Personally Identifiable Information

Some considerations are warranted if storing personally identifiable information in logs. The considerations include:

  • It is helpful (and in many cases indeed necessary) to store user identifiers in logs in order to better support users. Ensure that this use is documented in the Privacy Policy
  • Try to avoid email addresses as user identifiers in logs - consider instead hashing the identifier or using a “surrogate key” like a UUID to uniquely identify each user in the logs.
  • Encrypt the logs at rest. With AWS Cloudwatch it is really simple to enable encryption per Log Group.
  • Per default log services like AWS Cloudwatch Logs store log entries indefinitely. This generally goes against privacy policies and should be avoided - it also comes at a considerable cost. Setting up a reasonable retention period (e.g. 1-3 months) is generally easy.
  • Ensure that there is a proper access policy to the logs both in terms of authentication and authorisation. For instance, consider requiring MFA for log access. MFA authorisation requirements can be enforced with AWS IAM policies.
  • Consider a policy on handling log data outside of the log service. For instance, while tools like AWS Logs for Humans can be helpful, consider that extracting logs to laptops etc. may not offer the same level of protection (like encryption and retention policies) as services like Cloudwatch Logs. For most operational & support purposes the AWS Cloudwatch Logs, Metrics, Dashboard & Insights Management Consoles would be sufficient.
  • Client IP addresses say a lot about users because they can identify a location very accurately. If - for instance - only the country is needed consider not logging client IP addresses (or hashing them) and instead use managed services like AWS API Gateway or AWS CloudFront to provide country information.
  • As per previous point, consider whether logging the full User-Agent header is necessary or whether managed services headers (e.g. AWS CloudFront/API Gateway Is-*-Viewer) are sufficient.
  • Unlike Facebook, do not under any circumstances store passwords and secrets in logs.
  • To further improve security, consider hashing user identifiers - and perhaps even things like client IP address. The hashed identifier can remain the same across log entries and requests (for searchability) but without the original user identifiers it is a lot harder to compromise user data through the logs.
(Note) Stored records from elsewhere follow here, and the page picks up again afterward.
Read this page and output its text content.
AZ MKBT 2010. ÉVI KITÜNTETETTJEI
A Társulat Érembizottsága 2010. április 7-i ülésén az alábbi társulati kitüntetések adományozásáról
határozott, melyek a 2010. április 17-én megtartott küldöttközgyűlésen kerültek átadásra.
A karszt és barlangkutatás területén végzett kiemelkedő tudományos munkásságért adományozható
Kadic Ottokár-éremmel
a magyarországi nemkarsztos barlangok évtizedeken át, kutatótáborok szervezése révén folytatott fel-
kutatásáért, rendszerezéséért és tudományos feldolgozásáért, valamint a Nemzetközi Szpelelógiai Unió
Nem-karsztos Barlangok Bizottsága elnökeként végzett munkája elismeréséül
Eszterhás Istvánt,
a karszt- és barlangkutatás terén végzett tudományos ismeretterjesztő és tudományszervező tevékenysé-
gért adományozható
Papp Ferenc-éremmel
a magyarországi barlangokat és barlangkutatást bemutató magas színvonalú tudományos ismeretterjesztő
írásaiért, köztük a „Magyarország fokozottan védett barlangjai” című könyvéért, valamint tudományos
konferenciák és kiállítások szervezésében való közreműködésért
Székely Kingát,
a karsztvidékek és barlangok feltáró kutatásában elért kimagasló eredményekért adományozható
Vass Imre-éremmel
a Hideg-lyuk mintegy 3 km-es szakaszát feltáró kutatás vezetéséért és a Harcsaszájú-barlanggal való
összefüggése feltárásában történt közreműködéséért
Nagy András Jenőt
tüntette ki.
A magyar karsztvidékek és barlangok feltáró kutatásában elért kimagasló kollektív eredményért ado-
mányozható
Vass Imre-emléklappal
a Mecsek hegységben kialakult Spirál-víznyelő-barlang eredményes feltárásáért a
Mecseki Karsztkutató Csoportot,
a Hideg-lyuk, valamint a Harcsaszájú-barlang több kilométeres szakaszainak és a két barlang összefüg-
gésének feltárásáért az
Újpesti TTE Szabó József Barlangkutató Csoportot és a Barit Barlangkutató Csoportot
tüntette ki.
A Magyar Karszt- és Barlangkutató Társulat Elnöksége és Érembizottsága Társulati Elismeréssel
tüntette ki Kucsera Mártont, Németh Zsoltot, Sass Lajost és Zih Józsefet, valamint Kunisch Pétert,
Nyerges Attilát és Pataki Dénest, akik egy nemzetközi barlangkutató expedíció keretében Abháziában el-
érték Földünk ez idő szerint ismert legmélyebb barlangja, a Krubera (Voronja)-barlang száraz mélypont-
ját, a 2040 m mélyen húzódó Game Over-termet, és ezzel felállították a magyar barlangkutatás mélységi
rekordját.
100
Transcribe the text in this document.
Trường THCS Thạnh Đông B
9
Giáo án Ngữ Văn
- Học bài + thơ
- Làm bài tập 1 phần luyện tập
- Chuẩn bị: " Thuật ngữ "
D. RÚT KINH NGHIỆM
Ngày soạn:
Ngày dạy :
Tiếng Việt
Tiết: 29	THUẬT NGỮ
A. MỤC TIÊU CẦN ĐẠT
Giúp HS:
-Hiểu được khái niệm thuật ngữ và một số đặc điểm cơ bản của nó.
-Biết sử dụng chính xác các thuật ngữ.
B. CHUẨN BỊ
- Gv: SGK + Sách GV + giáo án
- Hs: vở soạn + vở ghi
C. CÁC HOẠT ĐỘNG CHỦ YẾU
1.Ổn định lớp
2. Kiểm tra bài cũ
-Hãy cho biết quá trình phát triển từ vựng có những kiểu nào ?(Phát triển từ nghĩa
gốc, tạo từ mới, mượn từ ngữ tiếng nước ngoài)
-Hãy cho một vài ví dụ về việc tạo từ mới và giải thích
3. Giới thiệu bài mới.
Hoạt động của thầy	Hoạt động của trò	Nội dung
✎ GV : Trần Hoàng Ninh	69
Structured, contextual logs solve a number of business, operational and development challenges, which means that giving logs the attention they deserve will help organisations immensely.

There are several tools to handle storage, usage and the lifecycle of logs. In particular AWS provides a comprensive, Cloud-native set of services that satisfy most organisational log requirements.

Finally, in the past many complaints have been made suggesting that JSON is unreadable to humans. However, managed services like the AWS Cloudwatch Logs & Insights Consoles have gone a long way to make it easier to read the logs. While it takes some getting used to reading JSON logs it should therefore be less of a concern today.